Immer enger arbeitete Elizabeth mit Rhys Williams zusammen, manchmal bis tief in die Nacht. Oft waren sie allein. Dann gab es Abendessen in ihrem PrivatSpeiseraum oder im Büro oder auch in dem eleganten Appartement, das sie gemietet hatte. Es lag in einer modernen Wohnanlage, war weitläufig, luftig und hell und hatte einen phantastischen Blick auf den Zürich-See. Stärker als je zuvor spürte Elizabeth den nahezu animalischen Magnetismus, der von Rhys ausging. Er aber, selbst wenn er sich zu Elizabeth hingezogen fühlen sollte, ließ sich nichts anmerken. Er war stets gleichbleibend freundlich und umsichtig. Onkelhaft, das war der Begriff für sein Verhalten, der sich Elizabeth aufdrängte. Das klang nicht gerade ermutigend, barg auf der anderen Seite aber auch eine große Versuchung. Nur zu gern hätte Elizabeth ihn als Stütze für ihre Sorgen benutzt, hätte ihm alles anvertraut. Trotzdem: Vorsicht war geboten. Mehr als einmal erwischte sie sich dabei, wie sie schon den Mund aufmachte, um ihm alles zu sagen. Aber jedes Mal beherrschte sie sich. Sie konnte mit niemandem darüber reden, noch nicht. Erst musste sie mehr wissen.

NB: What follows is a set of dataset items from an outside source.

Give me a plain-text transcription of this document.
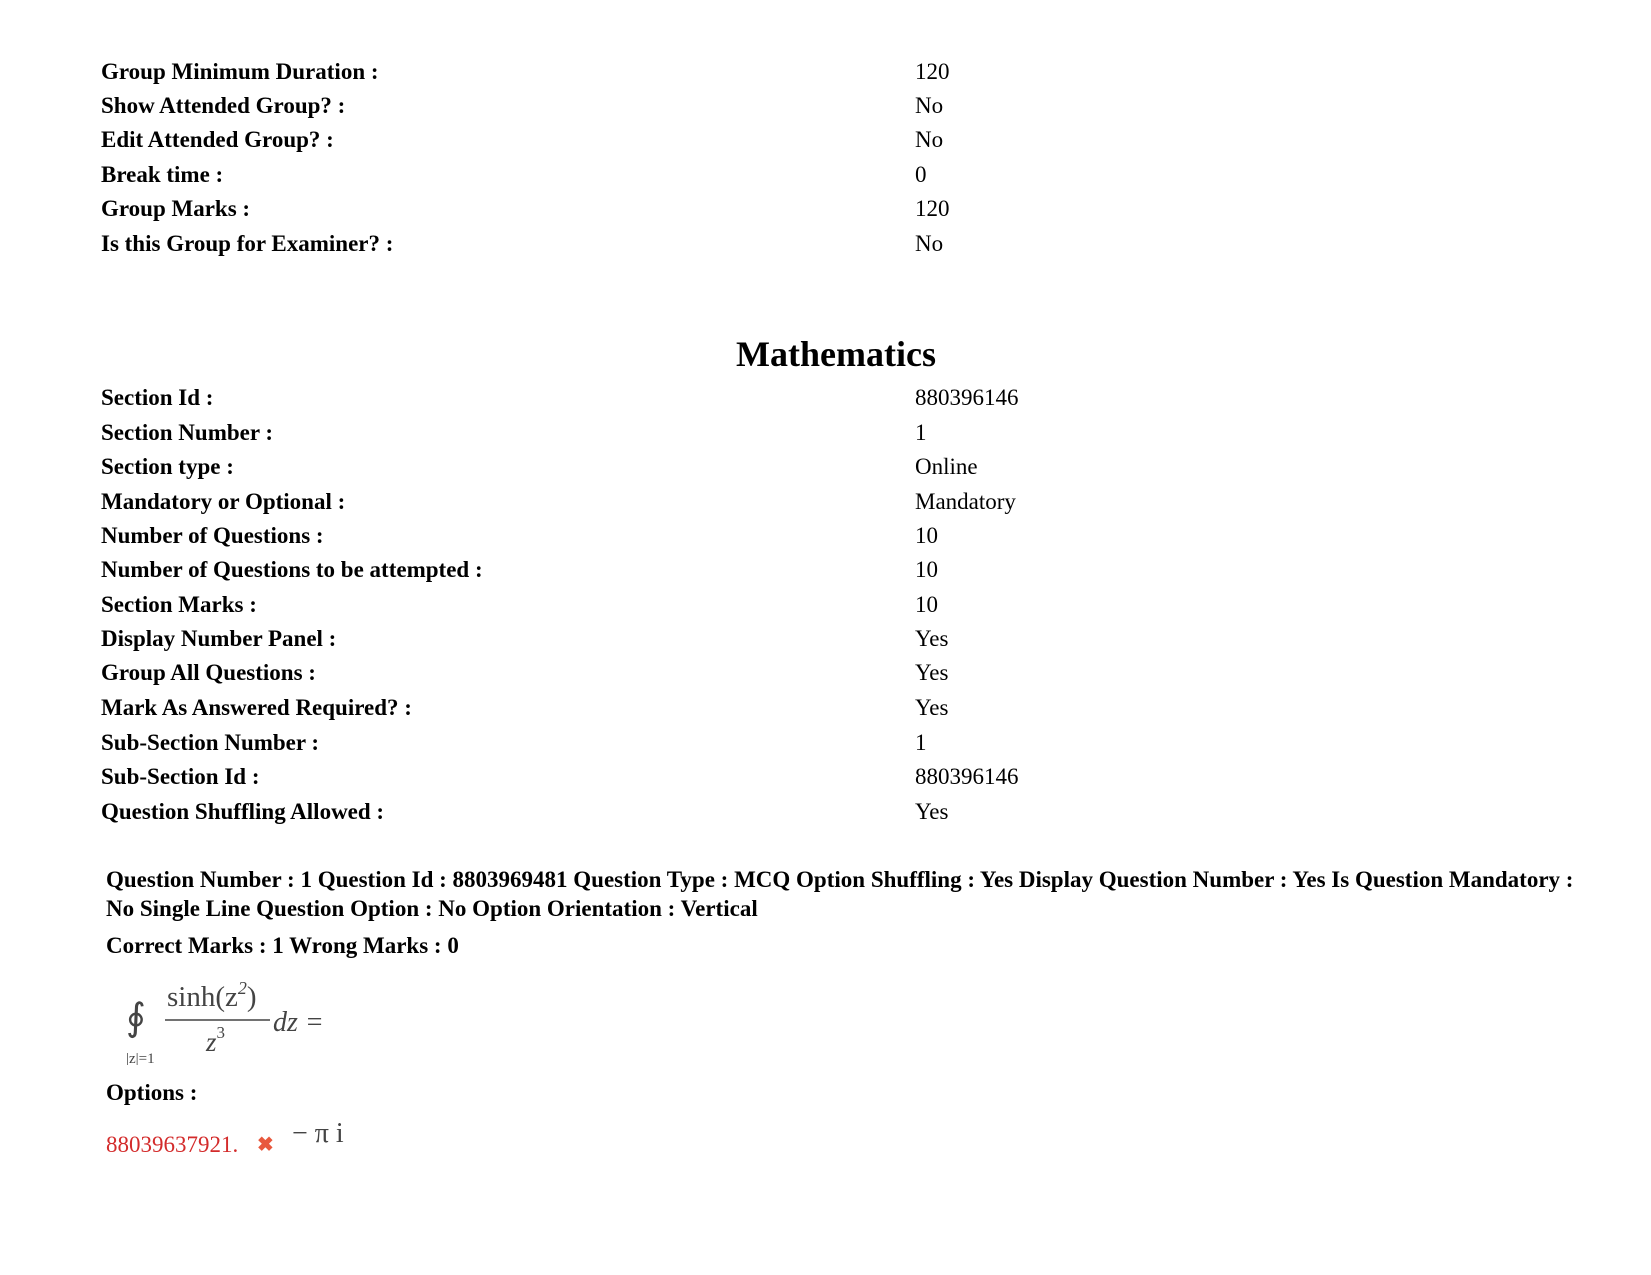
Group Minimum Duration :	120
Show Attended Group? :	No
Edit Attended Group? :	No
Break time :	0
Group Marks :	120
Is this Group for Examiner? :	No
Mathematics
Section Id :	880396146
Section Number :	1
Section type :	Online
Mandatory or Optional :	Mandatory
Number of Questions :	10
Number of Questions to be attempted :	10
Section Marks :	10
Display Number Panel :	Yes
Group All Questions :	Yes
Mark As Answered Required? :	Yes
Sub-Section Number :	1
Sub-Section Id :	880396146
Question Shuffling Allowed :	Yes
Question Number : 1 Question Id : 8803969481 Question Type : MCQ Option Shuffling : Yes Display Question Number : Yes Is Question Mandatory : No Single Line Question Option : No Option Orientation : Vertical
Correct Marks : 1 Wrong Marks : 0
∮ $\sinh(z^2)$
$z^3$ dz =
|z|=1
Options :
88039637921. ✖ − π i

Elizabeth gewann immer mehr Selbstvertrauen. Bei einer Verkaufskonferenz stand ein neues Haarspray zur Diskussion, das sich auf dem Markt äußerst schwer tat. Elizabeth hatte es selbst ausprobiert und wusste: Das Produkt war besser als andere.
»Die Rücksendungen seitens der Drogerien nehmen zu«, klagte einer der Verkaufsleiter. »Das Zeug läuft einfach nicht. Wir müssen mehr Reklame machen.«
»Das Budget ist schon überschritten«, widersprach Rhys. »Was wir brauchen, ist ein anderer Dreh.«
»Vergessen Sie die Drogerien«, sagte Elizabeth.
Alle sahen sie an. »Was?«
»Sie wenden sich zu sehr an die breite Masse.« Sie sagte zu Rhys gewandt: »Ich meine, wir sollten die Werbekampagne fortführen, das Produkt aber nur noch in Schönheitssalons anbieten. Wir müssen es exklusiver machen; die Leute sollen sich die Hacken danach ablaufen. Exklusiv und schwer zu bekommen, das ist das richtige Image für das Spray.«
Rhys überlegte einen Moment. Er nickte. »Das scheint der Weg zu sein. Wollen wir’s doch mal so versuchen.«
Über Nacht wurde das Haarspray ein Renner.
Nach der Sitzung hatte Rhys ihr das fällige Kompliment gemacht. »Sie sind nicht mehr nur einfach ein hübsches Mädchen«, meinte er grinsend.
Also gingen ihm endlich die Augen auf.